The incumbent in the Liberty Lake City Council race, Cristella Kaminskas, said her two terms give her important experience to make good policy for the growing city.
But her opponents in the Aug. 6 primary say its time for change and say its not appropriate for her to serve on the same City Council as her father.
Kaminskas, who goes by Cris, has served on the City Council since she was appointed in 2010.
“There’s just going to be so many exciting things going on here in the next four years that I want to be part of it,” Kaminskas said. “I think it’s important to keep the experience and background knowledge on the council.”
Kaminskas serves on the council with her father, Robert Moore, who was appointed in 2014. Moore also is running for re-election this year.
“When the council seat became available, Cris and the other council peopleappointed Bob,” said Mayor Steve Peterson, who has not publicly endorsed a candidate in the race. “You can’t separate the family and council stuff no matter how much you try to do that.”
Kaminskas said she and her father don’t talk city business at inappropriate times.
But one of her opponents in the Aug. 6 primary, Tom Stanley, said the presence of a father and daughter on the council was one thing that motivated him to run.
“I don’t think you should have two family members on the council so I’m going to do something about it,” Stanley said.
There needs to be turnover, said Stanley, who supports enacting term limts for City Council members.
“I just think there should be availability for other people to serve,” Stanley said.
Kaminskas said she has “mixed feelings” about term limits because “experience and knowledge” are important on the council. However, term limits “make it easier to get rid of ineffective people.”
She said many people who challenge incumbents don’t understand the job.
“It’s disappointing that people feel they can just come in and get going the first day,” she said.
If elected, Kaminskas said she would not run for a fourth term.
The third member of the position 7 race, Jeanette Nall, also has raised ethical concerns about Kaminskas.
Nall ran for City Council in 2017 and lost by 3% to longtime council member Odin Langford. This race is really about the same issues, Nall said.
Nall received the support of Peterson in 2017 but was met with opposition by other City Council members, including her now opponent Kaminskas.
Nall alleges that four of the five City Council members violated open meeting laws by meeting to write and sign a campaign letter in favor of Langford and against her.
The letter was in response to Nall alleging that there was too much infighting among City Council members and the mayor.
“In our individual capacities as residents of Liberty Lake, we out rightly reject this notion that in-fighting and internal tension between the Council is preventing us from working together or moving the people’s business in a most cost-efficient and professional manner,” the 2017 letter reads.
Kaminskas, her father Moore, Langford and 2019 mayoral candidate Shane Brickner all signed the letter.
No official complaints alleging violations of the Open Meeting Act were filed in regard to the letter, Kaminskas said.
Kaminskas and Nall further clashed on a Liberty Lake community discussion Facebook page about the 2017 election.
“I saw some dark sides of personalities last time I was running,” Nall said. “It was shady, and it was against the law.”
Nall tried to withdraw from the 2019 race on May 20, 13 minutes after the deadline to withdraw, according to the Spokane County Election’s Office.
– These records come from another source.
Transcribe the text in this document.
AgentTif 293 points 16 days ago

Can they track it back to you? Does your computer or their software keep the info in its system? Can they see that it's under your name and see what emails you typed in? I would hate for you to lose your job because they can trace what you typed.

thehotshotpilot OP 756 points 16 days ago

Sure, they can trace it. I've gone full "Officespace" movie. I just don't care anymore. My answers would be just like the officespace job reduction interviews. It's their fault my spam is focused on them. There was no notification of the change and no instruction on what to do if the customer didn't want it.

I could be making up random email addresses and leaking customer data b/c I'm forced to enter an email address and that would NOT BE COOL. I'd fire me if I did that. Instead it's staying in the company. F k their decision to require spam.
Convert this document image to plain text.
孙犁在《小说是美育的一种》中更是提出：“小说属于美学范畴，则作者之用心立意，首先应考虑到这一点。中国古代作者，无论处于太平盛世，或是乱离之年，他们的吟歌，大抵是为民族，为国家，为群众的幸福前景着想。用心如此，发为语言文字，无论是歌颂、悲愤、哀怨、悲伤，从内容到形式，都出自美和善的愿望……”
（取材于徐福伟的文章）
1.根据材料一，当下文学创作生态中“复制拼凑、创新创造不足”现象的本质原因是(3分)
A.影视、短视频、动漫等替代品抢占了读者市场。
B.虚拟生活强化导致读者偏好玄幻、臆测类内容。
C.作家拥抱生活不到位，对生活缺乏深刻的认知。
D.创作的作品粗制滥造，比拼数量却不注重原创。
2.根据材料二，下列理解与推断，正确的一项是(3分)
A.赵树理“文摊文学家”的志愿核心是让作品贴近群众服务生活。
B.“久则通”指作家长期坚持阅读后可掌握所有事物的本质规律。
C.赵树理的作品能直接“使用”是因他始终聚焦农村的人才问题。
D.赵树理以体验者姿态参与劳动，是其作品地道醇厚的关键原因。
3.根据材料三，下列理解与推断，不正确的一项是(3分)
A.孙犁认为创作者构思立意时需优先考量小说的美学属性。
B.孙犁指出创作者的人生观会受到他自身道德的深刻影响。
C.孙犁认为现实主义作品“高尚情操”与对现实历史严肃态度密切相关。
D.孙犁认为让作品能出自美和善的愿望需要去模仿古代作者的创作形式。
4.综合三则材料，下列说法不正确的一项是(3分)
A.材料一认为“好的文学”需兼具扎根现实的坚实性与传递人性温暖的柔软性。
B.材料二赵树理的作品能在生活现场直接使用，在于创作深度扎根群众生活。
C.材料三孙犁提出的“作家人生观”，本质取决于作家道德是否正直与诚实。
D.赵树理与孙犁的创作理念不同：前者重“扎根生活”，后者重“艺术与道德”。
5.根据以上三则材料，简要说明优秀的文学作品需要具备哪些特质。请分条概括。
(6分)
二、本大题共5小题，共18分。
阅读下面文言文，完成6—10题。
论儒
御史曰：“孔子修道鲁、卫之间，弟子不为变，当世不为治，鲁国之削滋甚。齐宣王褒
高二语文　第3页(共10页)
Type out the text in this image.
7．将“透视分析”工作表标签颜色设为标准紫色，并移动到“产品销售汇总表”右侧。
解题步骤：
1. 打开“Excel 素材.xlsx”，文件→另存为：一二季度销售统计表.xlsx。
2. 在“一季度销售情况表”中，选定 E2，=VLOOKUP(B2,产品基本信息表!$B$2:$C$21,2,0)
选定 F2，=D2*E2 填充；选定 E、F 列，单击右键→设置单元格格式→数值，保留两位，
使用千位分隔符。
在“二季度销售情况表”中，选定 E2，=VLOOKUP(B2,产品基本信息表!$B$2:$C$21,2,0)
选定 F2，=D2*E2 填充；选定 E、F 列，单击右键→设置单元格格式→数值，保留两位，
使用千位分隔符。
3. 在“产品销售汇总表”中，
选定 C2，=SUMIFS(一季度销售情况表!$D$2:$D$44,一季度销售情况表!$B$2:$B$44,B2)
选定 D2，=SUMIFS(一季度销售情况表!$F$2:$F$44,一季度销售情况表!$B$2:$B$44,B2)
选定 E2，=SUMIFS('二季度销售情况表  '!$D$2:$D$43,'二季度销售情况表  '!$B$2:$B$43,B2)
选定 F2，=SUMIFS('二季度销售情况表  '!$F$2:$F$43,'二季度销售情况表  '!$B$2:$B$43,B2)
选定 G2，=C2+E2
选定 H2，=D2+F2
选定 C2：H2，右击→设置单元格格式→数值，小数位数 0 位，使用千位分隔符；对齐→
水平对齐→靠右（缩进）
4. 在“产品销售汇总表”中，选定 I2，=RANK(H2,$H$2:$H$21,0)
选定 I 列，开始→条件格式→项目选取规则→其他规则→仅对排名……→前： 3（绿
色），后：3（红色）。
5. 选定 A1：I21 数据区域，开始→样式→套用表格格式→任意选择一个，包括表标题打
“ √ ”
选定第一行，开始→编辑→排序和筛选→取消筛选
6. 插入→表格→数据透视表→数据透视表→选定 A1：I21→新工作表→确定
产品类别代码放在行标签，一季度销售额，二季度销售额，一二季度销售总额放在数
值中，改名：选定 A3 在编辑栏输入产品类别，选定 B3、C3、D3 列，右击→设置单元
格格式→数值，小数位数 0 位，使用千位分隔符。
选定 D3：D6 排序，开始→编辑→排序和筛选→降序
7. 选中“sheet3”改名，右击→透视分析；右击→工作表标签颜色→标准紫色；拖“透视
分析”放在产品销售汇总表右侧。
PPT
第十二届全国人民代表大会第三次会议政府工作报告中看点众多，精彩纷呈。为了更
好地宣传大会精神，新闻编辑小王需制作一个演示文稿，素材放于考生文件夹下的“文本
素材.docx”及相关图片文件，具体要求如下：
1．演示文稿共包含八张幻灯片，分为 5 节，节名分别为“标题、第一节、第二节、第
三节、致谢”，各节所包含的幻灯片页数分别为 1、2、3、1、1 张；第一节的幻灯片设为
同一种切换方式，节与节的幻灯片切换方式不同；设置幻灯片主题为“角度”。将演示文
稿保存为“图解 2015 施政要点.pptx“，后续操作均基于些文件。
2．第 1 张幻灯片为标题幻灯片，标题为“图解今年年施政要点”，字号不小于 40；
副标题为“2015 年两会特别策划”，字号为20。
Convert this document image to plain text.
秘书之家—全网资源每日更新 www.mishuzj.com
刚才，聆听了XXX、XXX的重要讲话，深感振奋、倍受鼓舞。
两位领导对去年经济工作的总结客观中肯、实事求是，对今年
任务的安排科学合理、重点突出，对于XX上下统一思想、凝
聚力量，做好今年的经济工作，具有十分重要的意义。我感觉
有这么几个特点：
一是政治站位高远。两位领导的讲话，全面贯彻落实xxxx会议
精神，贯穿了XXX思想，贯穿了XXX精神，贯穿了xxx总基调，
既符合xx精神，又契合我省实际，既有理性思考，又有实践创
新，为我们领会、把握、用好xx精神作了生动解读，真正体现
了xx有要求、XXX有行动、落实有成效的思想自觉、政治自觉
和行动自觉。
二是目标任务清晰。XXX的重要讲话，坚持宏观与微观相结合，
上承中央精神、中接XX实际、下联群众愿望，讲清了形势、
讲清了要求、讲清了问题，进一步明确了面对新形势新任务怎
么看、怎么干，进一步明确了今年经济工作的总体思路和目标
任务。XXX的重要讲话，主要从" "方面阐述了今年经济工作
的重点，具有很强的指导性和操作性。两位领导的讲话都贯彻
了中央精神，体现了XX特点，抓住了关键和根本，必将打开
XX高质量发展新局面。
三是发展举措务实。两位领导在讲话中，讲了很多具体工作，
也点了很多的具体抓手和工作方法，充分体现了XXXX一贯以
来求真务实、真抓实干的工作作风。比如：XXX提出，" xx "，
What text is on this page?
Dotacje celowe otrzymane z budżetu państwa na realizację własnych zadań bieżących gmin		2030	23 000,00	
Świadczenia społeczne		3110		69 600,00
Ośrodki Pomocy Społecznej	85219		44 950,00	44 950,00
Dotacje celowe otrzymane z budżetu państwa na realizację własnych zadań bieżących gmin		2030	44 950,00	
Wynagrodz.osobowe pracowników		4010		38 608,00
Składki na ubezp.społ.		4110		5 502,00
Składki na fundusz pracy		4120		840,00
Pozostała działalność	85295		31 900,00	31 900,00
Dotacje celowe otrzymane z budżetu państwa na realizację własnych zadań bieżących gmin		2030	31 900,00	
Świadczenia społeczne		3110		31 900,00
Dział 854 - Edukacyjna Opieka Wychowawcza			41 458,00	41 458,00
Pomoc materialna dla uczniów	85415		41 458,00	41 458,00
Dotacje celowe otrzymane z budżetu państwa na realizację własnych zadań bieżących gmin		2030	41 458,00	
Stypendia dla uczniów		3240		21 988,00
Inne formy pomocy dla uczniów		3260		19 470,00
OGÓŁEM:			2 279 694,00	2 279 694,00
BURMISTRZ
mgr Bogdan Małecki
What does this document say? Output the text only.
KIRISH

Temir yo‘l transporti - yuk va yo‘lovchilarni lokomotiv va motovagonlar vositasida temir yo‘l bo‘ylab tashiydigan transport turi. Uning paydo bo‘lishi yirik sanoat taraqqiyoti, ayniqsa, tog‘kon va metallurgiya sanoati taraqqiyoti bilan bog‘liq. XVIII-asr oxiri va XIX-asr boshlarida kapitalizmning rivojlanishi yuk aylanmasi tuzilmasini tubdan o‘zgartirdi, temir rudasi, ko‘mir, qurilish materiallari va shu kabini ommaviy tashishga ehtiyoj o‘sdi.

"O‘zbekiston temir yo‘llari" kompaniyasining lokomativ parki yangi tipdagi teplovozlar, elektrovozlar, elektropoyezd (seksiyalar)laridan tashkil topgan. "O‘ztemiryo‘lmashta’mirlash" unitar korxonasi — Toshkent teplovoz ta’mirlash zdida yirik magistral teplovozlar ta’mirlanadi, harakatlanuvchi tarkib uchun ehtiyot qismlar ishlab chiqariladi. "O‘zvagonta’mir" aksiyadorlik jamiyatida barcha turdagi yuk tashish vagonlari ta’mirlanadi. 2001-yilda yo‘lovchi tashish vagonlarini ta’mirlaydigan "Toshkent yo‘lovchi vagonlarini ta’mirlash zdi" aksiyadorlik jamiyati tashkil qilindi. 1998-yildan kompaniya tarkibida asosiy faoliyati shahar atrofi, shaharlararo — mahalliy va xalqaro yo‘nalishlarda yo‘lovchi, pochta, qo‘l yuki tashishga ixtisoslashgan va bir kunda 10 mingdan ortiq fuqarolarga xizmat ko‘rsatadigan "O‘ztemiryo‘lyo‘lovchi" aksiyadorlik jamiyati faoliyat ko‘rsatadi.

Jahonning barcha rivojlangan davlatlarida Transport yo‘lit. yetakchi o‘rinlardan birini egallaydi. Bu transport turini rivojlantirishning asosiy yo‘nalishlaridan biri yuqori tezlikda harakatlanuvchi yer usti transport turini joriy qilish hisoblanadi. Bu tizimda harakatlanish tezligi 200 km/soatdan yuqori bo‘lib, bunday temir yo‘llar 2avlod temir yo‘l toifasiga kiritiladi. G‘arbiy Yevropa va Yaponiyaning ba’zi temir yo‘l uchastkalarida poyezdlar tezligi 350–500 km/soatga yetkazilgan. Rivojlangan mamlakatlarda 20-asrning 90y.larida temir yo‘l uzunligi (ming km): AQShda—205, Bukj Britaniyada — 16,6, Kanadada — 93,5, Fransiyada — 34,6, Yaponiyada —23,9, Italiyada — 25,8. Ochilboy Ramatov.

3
The withdrawal was not accepted. However, Nall has not filed campaign fund-raising paperwork with the Public Disclosure Commission.
Documents were due to the commission at the end of May. Candidates can incur fines if they file late and larger penalties if they do not file at all.
Nall said she planned to drop out if another eligible candidate entered the race, but since she missed the deadline to drop out, she said she is committing to pursuing the office.
“Liberty Lake, as it is, is a pretty phenomenal community,” Nall said, adding, “There are other options than the way things are.”
Since being incorporated in 2001 the city’s population has doubled to more than 11,000 residents. That growth has led the City Council to create public spaces, work with the state on the Henry Road highway overpass and guide both business and residential development.
Many people move to Liberty Lake from out of state or Western Washington because it’s a small town and they don’t want that to change, Nall said, but growth is inevitable.
This growth that is happening now already was planned when the city got its start, Nall said.
Measured growth should be the goal, Stanley said.
“I don’t think we should be really concerned with growing really big,” Stanley said. “A lot of people move to Liberty Lake because they like it small.”
Stanley said he has heard from citizens that they don’t like big apartment buildings, and he agrees.
Limiting the growth of apartment buildings is important, Stanley said.
In recent years, the City Council has turned down multiple proposals for apartment complexes.
They just were not in the right location, Kaminskas said. By the Growth Management Act, it is mandated the city has certain housing densities, she said.
“We need different kinds of housing, and I totally support that,” Kaminskas said.
If a proposal meets the current development codes, “we can’t say no,” she said.